4. Prescribers need to be aware of drug interactions with any of these enzymes that may alter responses to any other prescribed medications.
5. The enzymes of xenobiotic metabolism, particularly the glutathione S-transferases are also important in agriculture, since they may produce resistance to pesticides and herbicides.

Only small quantities of drugs are required to elicit the appropriate response. The four principal steps in drug metabolism studies are isolation (extraction), separation (chromatography), identification (spectrometry), and quantification of the metabolites. Detection systems are sensitive enough to allow the isolation and identification of submicrogram quantities of metabolites. The function of drug metabolism is to convert a molecule that can cross biological membranes into one that is cleared in the urine. is alcoholism a choice Each progressive metabolic step usually reduces the lipophilicity of the compound.

Anatomy and Physiology of the Liver

Second, because most drugs are lipid-soluble, biotransformation to more water-soluble products is necessary before they can be excreted in bile and/or urine. The metabolism of many substances occurs in two phases – oxidation (I) and conjugation (II) (Figure 2). The substances that result from metabolism (metabolites) may be inactive, or they may be similar to or different from the original drug in therapeutic activity or toxicity.

Endogenous molecules are hydrophilic and increase the hydrophilicity of the drug. Phase II metabolic reactions decrease the affinity of the drug with the receptor and they are excreted from the body. The phase II reactions are collectively called conjugation reactions. Glucuronic acid conjugation, sulfate conjugation, amino acid conjugation, glutathione conjugation, acetylation, methylation are different types of phase II metabolic reactions. At one functional group, more than one conjugating enzymes can act.

If these substances decrease the ability of the enzymes to break down a drug, then that drug’s effects (including side effects) are increased. If the substances increase the ability of the enzymes to break down a drug, then that drug’s effects are decreased. The process of hydrolysis takes place in drug molecules which contain ester or amide linkage in their structure. Drug molecules like acetylcholine, suxamethonium, acetylsalicylic acid and procaine carry ester linkage in their scaffolds (Figure 9). Drug molecules having ether linkage in their structure undergo the process of oxidative dealkylation.

02.3.4 Metabolism

Examples of common Phase I (functionalization) and Phase II (conjugation) biotransformations that occur in drug metabolism. Drug metabolism typically results in the formation of a more hydrophilic compound that is readily excreted by the liver, kidney, and/or gut. The main families of CYP450 enzymes involved in drug metabolism are the monooxygenases of the CYP1, CYP2 and CYP3 families.
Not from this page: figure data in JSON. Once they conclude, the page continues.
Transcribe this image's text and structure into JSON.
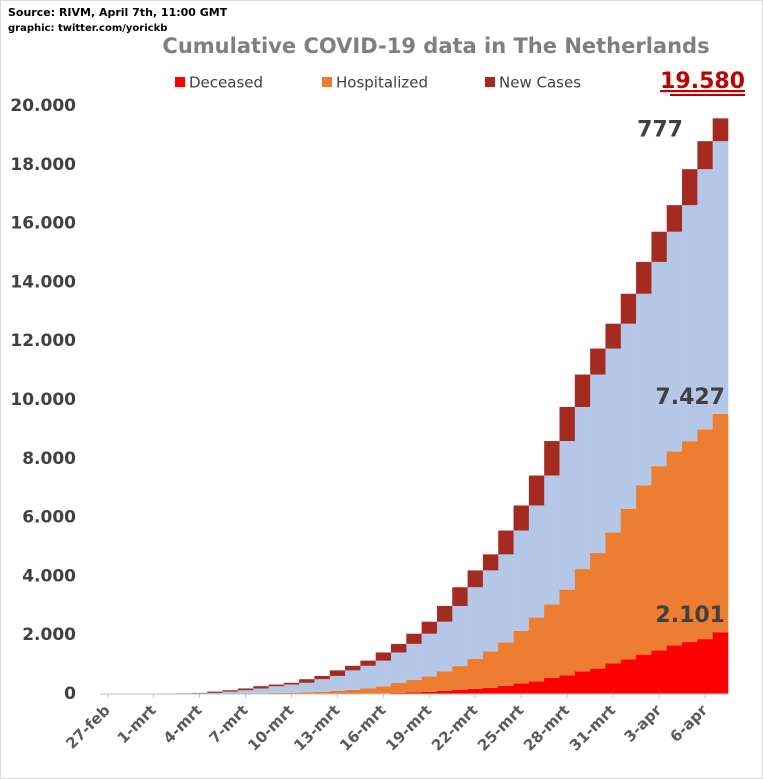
{
  "chart_data": {
    "type": "stacked_bar",
    "title": "Cumulative COVID-19 data in The Netherlands",
    "source": "Source: RIVM, April 7th, 11:00 GMT",
    "credit": "graphic: twitter.com/yorickb",
    "categories": [
      "27-feb",
      null,
      null,
      "1-mrt",
      null,
      null,
      "4-mrt",
      null,
      null,
      "7-mrt",
      null,
      null,
      "10-mrt",
      null,
      null,
      "13-mrt",
      null,
      null,
      "16-mrt",
      null,
      null,
      "19-mrt",
      null,
      null,
      "22-mrt",
      null,
      null,
      "25-mrt",
      null,
      null,
      "28-mrt",
      null,
      null,
      "31-mrt",
      null,
      null,
      "3-apr",
      null,
      null,
      "6-apr",
      null
    ],
    "series": [
      {
        "name": "Deceased",
        "color": "#ff0000",
        "values": [
          0,
          0,
          0,
          0,
          0,
          0,
          0,
          0,
          1,
          1,
          3,
          3,
          4,
          5,
          5,
          10,
          12,
          20,
          24,
          43,
          58,
          76,
          106,
          136,
          179,
          213,
          276,
          356,
          434,
          546,
          639,
          771,
          864,
          1039,
          1173,
          1339,
          1487,
          1651,
          1766,
          1867,
          2101
        ],
        "value_labels": [
          null,
          null,
          null,
          null,
          null,
          null,
          null,
          null,
          null,
          null,
          null,
          null,
          null,
          null,
          null,
          null,
          null,
          null,
          null,
          null,
          null,
          null,
          null,
          null,
          null,
          null,
          null,
          null,
          null,
          null,
          null,
          null,
          null,
          null,
          null,
          null,
          null,
          null,
          null,
          null,
          "2.101"
        ]
      },
      {
        "name": "Hospitalized",
        "color": "#ed7d31",
        "values": [
          0,
          0,
          0,
          0,
          0,
          0,
          2,
          5,
          10,
          16,
          22,
          30,
          40,
          55,
          70,
          100,
          130,
          170,
          230,
          330,
          420,
          520,
          660,
          814,
          1021,
          1237,
          1474,
          1794,
          2166,
          2504,
          2911,
          3479,
          3936,
          4461,
          5127,
          5761,
          6263,
          6599,
          6834,
          7133,
          7427
        ],
        "value_labels": [
          null,
          null,
          null,
          null,
          null,
          null,
          null,
          null,
          null,
          null,
          null,
          null,
          null,
          null,
          null,
          null,
          null,
          null,
          null,
          null,
          null,
          null,
          null,
          null,
          null,
          null,
          null,
          null,
          null,
          null,
          null,
          null,
          null,
          null,
          null,
          null,
          null,
          null,
          null,
          null,
          "7.427"
        ]
      },
      {
        "color": "#b4c7e7",
        "values": [
          0,
          1,
          2,
          7,
          10,
          18,
          22,
          33,
          71,
          111,
          163,
          232,
          277,
          322,
          428,
          504,
          662,
          769,
          881,
          1040,
          1227,
          1455,
          1694,
          2044,
          2431,
          2754,
          2999,
          3410,
          3812,
          4381,
          5053,
          5512,
          6066,
          6250,
          6295,
          6514,
          6947,
          7473,
          8027,
          8851,
          9275
        ]
      },
      {
        "name": "New Cases",
        "color": "#a52a1f",
        "values": [
          1,
          1,
          5,
          3,
          8,
          6,
          14,
          44,
          46,
          60,
          77,
          56,
          61,
          121,
          111,
          190,
          155,
          176,
          278,
          292,
          346,
          409,
          534,
          637,
          573,
          545,
          811,
          852,
          1019,
          1172,
          1159,
          1104,
          884,
          845,
          1019,
          1083,
          1026,
          904,
          1224,
          952,
          777
        ],
        "label_last": true
      }
    ],
    "total": {
      "value": 19580,
      "label": "19.580"
    },
    "ylim": [
      0,
      20000
    ],
    "yticks": [
      0,
      {
        "value": 2000,
        "label": "2.000"
      },
      {
        "value": 4000,
        "label": "4.000"
      },
      {
        "value": 6000,
        "label": "6.000"
      },
      {
        "value": 8000,
        "label": "8.000"
      },
      {
        "value": 10000,
        "label": "10.000"
      },
      {
        "value": 12000,
        "label": "12.000"
      },
      {
        "value": 14000,
        "label": "14.000"
      },
      {
        "value": 16000,
        "label": "16.000"
      },
      {
        "value": 18000,
        "label": "18.000"
      },
      {
        "value": 20000,
        "label": "20.000"
      }
    ]
  }
}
This difference was hypothesized to arise from differences in intramolecular hydrogen bonding that are possible between the two positional isomers. We recently characterized isomeric glucuronide metabolites of quercetin generated using human liver microsomes by TWIM-MS and computational modeling 48. At least two isomeric species were observed for quercetin glucuronide in multiple ionization states (M+H+, M+Na+), and computational modeling allows us to narrow down the potential assignments of positional isomers for each peak.

Further, unlike Phase I, Phase II reactions almost invariably inactivate a given drug. Cytochrome P450 enzymes are the main xenobiotic inactivators in humans. Therefore, liberty bells mushrooms esters are presented as prodrug form and amides can be presented as a slow-release drug.

Normally, the metabolism decreases pharmacological effect but sometimes metabolism produces dka breath smell toxic metabolites or active metabolites. Drugs which undergo metabolism to produce a pharmacological effect are called prodrugs. Some drugs undergo metabolism to produce toxic metabolites that are carcinogenic or mutagenic.